Their Lordships then observed:- The order passed by the Government under Section 12(5) may be an administrative order and the reasons recorded by it may not be justifiable in the sense that their propriety, adequacy or satisfactory character may not be open to judicial scrutiny. In that sense it would be correct to say that the Court hearing a petition for mandamus is not sitting in appeal over the decision of the Government, nevertheless if the Court is satisfied that the reasons given by the Government for refusing to make a reference are extraneous and not germane then the Court can issue, and would be justified in issuing a writ of mandamus even in respect of such an administrative order. Merely to say that it is inexpedient to refer is not to give reasons which can stand public examination. Moreover, in our view, expediency is a conclusion and not a reason. Expendiency means conduciveness to the need of the moment. We are, therefore, of the opinion that both the requirements of section 12(5) of the Act were not fulfilled in the order of the Labour Commissioner dated March 15, 1969. The report of the Conciliation Officer was sent to the Government in the month of August 1968. The Government sat tight over it for 7 months and it was even after about four months of this petition having been made that in a haste, the order dated March 15, 1969 was made.
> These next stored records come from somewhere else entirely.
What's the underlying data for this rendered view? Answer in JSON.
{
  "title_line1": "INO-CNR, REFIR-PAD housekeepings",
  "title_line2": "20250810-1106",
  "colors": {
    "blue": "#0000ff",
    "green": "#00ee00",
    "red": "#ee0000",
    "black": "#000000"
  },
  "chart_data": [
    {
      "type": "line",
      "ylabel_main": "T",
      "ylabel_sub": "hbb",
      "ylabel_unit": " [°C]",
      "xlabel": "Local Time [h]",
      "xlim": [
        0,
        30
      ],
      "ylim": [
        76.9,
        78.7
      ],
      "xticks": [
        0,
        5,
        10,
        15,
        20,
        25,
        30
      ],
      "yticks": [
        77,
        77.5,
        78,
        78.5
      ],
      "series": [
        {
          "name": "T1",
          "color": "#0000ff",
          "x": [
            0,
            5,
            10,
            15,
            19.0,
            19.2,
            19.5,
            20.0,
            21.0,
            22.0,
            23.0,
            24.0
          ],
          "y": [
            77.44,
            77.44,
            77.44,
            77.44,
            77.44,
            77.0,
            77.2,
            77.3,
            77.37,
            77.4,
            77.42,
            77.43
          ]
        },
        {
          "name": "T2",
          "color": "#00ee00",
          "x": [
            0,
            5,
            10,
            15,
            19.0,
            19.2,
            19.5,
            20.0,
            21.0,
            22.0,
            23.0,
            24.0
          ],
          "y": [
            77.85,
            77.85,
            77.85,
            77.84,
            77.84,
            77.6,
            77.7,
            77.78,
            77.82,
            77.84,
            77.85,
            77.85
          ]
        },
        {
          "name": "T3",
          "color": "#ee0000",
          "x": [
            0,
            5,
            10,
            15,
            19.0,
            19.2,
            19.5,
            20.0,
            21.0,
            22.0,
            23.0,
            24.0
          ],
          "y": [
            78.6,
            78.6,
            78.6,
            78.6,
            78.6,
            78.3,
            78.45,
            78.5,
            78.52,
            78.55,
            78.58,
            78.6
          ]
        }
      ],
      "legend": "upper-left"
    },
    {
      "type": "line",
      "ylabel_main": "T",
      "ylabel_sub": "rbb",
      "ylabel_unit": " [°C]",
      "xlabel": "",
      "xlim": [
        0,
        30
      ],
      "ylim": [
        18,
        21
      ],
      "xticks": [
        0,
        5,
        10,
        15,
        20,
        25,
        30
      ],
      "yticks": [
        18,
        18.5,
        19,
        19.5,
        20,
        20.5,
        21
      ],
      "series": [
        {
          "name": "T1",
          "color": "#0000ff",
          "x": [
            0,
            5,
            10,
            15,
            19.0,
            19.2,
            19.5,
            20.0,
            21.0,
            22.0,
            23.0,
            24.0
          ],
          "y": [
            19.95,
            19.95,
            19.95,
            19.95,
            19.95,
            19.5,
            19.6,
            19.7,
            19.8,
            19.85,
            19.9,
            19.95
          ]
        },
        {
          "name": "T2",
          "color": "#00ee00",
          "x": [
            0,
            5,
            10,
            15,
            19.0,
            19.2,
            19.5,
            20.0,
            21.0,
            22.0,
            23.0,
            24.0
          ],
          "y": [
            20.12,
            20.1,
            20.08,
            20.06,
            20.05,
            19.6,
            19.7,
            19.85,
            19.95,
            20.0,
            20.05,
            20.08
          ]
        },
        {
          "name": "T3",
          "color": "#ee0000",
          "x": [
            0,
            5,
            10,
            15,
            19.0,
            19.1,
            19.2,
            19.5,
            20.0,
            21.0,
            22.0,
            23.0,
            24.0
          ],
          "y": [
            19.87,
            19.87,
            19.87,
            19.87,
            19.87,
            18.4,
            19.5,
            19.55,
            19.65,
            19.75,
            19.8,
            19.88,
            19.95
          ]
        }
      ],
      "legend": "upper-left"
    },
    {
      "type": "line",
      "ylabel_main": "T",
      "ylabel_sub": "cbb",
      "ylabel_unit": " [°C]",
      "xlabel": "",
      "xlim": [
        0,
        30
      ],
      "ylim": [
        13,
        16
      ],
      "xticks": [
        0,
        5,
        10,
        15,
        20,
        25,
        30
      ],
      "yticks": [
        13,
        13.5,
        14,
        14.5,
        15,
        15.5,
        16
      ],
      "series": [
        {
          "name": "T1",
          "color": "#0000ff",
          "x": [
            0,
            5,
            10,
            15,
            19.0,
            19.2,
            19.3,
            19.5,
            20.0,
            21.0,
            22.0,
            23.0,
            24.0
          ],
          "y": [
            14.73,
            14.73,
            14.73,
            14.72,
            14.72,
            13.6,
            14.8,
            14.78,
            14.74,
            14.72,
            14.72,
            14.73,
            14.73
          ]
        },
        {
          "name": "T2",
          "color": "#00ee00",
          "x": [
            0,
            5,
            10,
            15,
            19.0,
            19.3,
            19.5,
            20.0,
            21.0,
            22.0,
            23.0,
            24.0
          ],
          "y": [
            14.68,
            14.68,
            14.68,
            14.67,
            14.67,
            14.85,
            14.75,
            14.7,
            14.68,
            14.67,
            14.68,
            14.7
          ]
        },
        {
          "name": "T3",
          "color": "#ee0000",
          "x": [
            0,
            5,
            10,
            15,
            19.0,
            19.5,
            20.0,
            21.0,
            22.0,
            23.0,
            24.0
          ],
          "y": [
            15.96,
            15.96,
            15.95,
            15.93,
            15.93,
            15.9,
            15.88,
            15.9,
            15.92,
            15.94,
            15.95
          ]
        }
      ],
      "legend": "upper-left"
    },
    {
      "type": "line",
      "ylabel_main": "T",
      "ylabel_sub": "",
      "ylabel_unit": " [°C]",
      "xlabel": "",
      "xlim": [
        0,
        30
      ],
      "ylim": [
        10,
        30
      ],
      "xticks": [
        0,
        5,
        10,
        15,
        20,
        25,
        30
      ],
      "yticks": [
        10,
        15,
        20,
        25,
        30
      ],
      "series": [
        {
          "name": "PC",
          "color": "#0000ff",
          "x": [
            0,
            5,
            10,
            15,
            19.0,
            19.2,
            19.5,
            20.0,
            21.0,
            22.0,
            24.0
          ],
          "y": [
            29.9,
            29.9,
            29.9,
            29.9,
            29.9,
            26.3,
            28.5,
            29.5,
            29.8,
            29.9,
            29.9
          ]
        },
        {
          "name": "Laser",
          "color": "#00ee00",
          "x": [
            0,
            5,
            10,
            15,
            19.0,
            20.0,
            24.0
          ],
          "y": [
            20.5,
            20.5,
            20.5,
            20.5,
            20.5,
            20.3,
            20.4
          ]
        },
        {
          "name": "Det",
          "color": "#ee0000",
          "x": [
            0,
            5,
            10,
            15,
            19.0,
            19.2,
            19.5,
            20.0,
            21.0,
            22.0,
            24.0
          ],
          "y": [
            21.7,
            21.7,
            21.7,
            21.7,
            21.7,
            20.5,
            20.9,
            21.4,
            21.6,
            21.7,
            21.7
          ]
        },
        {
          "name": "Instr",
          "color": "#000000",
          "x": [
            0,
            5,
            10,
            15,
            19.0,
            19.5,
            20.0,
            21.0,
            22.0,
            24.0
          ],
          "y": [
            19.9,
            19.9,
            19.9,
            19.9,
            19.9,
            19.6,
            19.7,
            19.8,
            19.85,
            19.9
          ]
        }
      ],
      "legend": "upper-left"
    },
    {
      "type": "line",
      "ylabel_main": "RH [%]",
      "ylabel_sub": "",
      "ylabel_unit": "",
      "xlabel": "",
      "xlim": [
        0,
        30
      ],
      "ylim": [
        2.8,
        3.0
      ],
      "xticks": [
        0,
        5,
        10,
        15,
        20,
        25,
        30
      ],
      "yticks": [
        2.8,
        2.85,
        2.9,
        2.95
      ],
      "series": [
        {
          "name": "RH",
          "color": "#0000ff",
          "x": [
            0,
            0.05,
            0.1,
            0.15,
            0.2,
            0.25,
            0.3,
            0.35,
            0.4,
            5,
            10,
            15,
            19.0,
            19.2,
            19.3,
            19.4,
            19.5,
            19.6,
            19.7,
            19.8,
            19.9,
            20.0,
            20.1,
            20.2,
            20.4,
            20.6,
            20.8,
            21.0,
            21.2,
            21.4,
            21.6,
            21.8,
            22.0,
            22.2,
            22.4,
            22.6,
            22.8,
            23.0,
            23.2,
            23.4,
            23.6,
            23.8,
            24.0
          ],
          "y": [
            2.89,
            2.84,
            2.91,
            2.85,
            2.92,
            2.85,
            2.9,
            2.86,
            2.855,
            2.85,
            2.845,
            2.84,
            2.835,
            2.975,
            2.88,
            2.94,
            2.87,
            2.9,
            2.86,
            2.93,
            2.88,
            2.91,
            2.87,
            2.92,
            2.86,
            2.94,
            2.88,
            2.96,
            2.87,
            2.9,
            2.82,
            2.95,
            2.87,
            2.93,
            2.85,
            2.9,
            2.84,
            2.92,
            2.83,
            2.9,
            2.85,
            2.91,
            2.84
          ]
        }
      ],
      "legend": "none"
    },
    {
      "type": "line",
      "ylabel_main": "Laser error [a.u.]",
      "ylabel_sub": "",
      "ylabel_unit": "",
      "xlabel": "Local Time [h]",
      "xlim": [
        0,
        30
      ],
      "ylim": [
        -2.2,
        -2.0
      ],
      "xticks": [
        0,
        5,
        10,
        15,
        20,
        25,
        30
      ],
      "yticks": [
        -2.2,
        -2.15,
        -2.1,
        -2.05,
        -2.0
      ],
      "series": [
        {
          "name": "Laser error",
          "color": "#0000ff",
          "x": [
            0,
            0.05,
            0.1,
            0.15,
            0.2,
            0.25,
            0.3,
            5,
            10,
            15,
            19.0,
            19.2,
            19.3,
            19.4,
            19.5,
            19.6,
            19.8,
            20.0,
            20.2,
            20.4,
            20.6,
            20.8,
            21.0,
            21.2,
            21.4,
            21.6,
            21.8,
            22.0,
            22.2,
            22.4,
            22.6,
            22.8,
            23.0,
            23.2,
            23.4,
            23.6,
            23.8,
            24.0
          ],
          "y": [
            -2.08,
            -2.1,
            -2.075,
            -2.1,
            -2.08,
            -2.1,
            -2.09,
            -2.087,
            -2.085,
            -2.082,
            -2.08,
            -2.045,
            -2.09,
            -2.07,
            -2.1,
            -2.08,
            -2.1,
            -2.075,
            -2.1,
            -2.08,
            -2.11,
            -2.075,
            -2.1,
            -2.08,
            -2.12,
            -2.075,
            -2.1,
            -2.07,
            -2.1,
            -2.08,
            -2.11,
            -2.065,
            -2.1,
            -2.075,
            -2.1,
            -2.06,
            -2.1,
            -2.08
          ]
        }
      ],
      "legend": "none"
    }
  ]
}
When this inordinate delay is considered along with the fact that the State Government, with whom the decision under Section 12(5) rests, is itself a party to the dispute, there is weight and force in the contention that the impugned order was not made bona fide. This petition is allowed. The order dated March 15, 1969 passed by the Labour Commissioner is quashed and a mandamus shall issue directing the State Government to consider the report of the Conciliation Officer and then to act under Section 12(5) of the Industrial Disputes Act, 1947. Parties shall bear their own costs. The outstanding amount of security deposit shall be refunded to the Petitioner.